Authenticity in Marketing: 5 Tips

1. Use natural language. It might be tempting to use big words, thinking they make you sound knowledgeable. They can make you sound stiff, like a corporate brochure, rather than a real person. Speak in a way that your audience can relate to. For example, instead of saying, “We’re going to leverage our core competency to shift the paradigm,” say, “As experts in this area, we’re going to do something new and exciting.”

2. Keep it real. Shoppers can sense when you are exaggerating. Even if they don’t figure it out upfront, they will once when they start using the product and it doesn’t perform as you claimed. Don’t exaggerate the truth or make promises you can’t keep.

3. Get your enthusiasm on. When someone argues passionately about something, whether an environmental cause, a weekend hobby, or an outstanding vacation destination, it’s easy to get caught up in the excitement. Even if your product is as dry as Melba toast, find something to get excited about, then write from that source of genuine enthusiasm. If you’re excited about your product, others will be, too.
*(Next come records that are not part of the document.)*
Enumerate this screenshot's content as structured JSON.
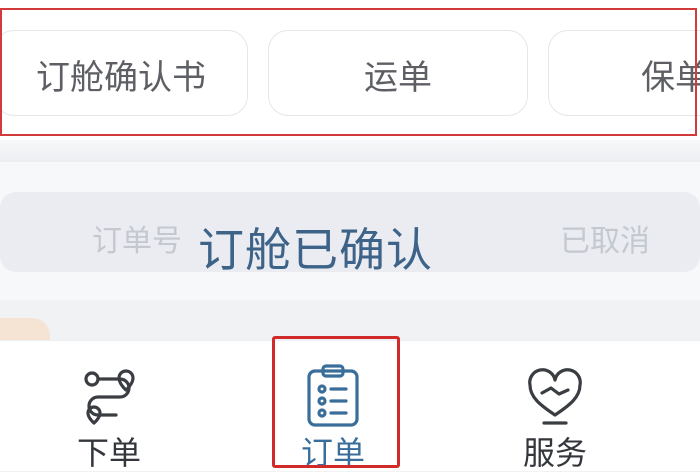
{
  "doc_tabs": {
    "items": [
      {
        "label": "订舱确认书"
      },
      {
        "label": "运单"
      },
      {
        "label": "保单"
      }
    ]
  },
  "order_filter": {
    "faded_tabs": [
      "订单号",
      "已取消"
    ],
    "status_overlay": "订舱已确认"
  },
  "bottom_nav": {
    "items": [
      {
        "label": "下单",
        "icon": "route-icon"
      },
      {
        "label": "订单",
        "icon": "clipboard-list-icon"
      },
      {
        "label": "服务",
        "icon": "heart-hand-icon"
      }
    ],
    "active_index": 1
  },
  "colors": {
    "highlight_red": "#d23b3b",
    "active_blue": "#3a6e9a",
    "status_blue": "#3d6388",
    "chip_border": "#e4e6ea"
  }
}
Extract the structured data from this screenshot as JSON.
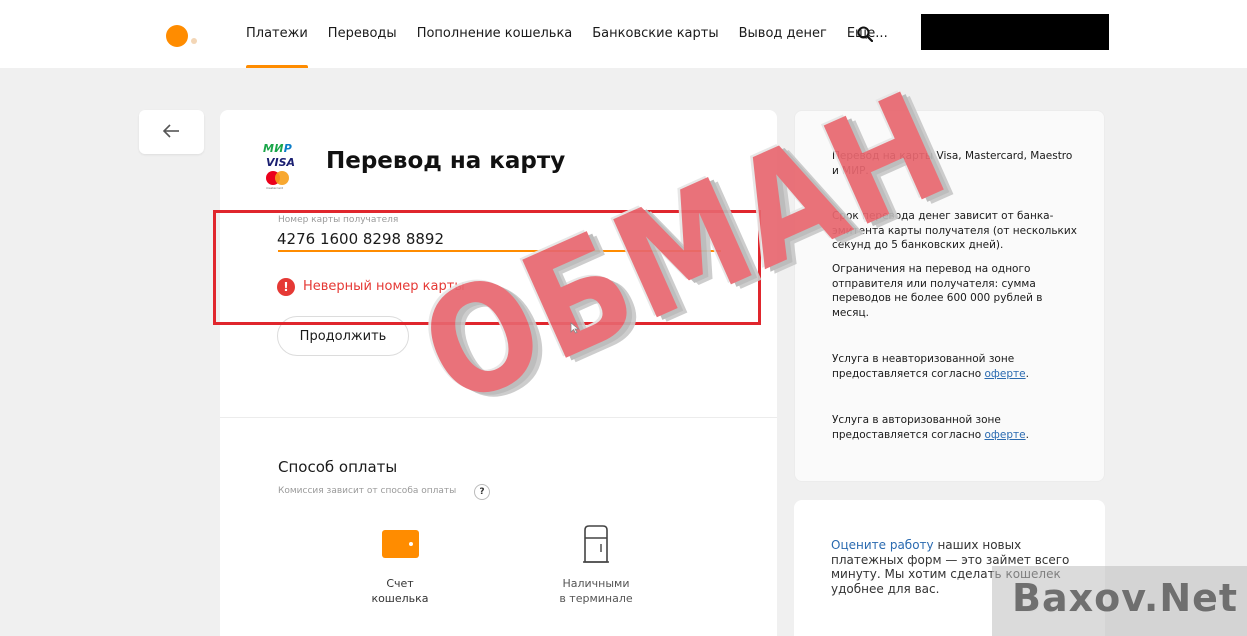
{
  "header": {
    "nav": [
      "Платежи",
      "Переводы",
      "Пополнение кошелька",
      "Банковские карты",
      "Вывод денег",
      "Еще..."
    ],
    "active_index": 0,
    "accent": "#ff8c00"
  },
  "card": {
    "logos": {
      "mir_a": "МИ",
      "mir_b": "Р",
      "visa": "VISA",
      "mastercard_caption": "mastercard"
    },
    "title": "Перевод на карту",
    "field_label": "Номер карты получателя",
    "card_number": "4276 1600 8298 8892",
    "error_icon": "!",
    "error": "Неверный номер карты",
    "continue_label": "Продолжить"
  },
  "payment": {
    "title": "Способ оплаты",
    "subtitle": "Комиссия зависит от способа оплаты",
    "help_icon": "?",
    "methods": [
      {
        "label": "Счет\nкошелька",
        "icon": "wallet-icon"
      },
      {
        "label": "Наличными\nв терминале",
        "icon": "terminal-icon"
      }
    ]
  },
  "info": {
    "p1": "Перевод на карты Visa, Mastercard, Maestro и МИР.",
    "p2": "Срок перевода денег зависит от банка-эмитента карты получателя (от нескольких секунд до 5 банковских дней).",
    "p3": "Ограничения на перевод на одного отправителя или получателя: сумма переводов не более 600 000 рублей в месяц.",
    "p4_prefix": "Услуга в неавторизованной зоне предоставляется согласно ",
    "p4_link": "оферте",
    "p4_suffix": ".",
    "p5_prefix": "Услуга в авторизованной зоне предоставляется согласно ",
    "p5_link": "оферте",
    "p5_suffix": "."
  },
  "feedback": {
    "link": "Оцените работу",
    "text": " наших новых платежных форм — это займет всего минуту. Мы хотим сделать кошелек удобнее для вас."
  },
  "overlay": {
    "stamp": "ОБМАН",
    "watermark": "Baxov.Net",
    "frame_color": "#e0262d"
  }
}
4. When necessary, show vulnerability. Studies consistently show that consumers are more likely to trust a company that admits and works to correct its flaws than one that claims that all paths lead to success. Vulnerability is real, and we relate to it. Vulnerability builds trust.

5. Have fun. Have some fun in your marketing. Use humor, lighthearted pictures, and an element of surprise now and then. We have enough things in our lives that are dull. Please don’t make your product one of them.

Ready to be authentic? Whether it’s through direct mail, email, or mobile, customers want to hear it. So, sound like a human. Be relatable, and your customers will reward you.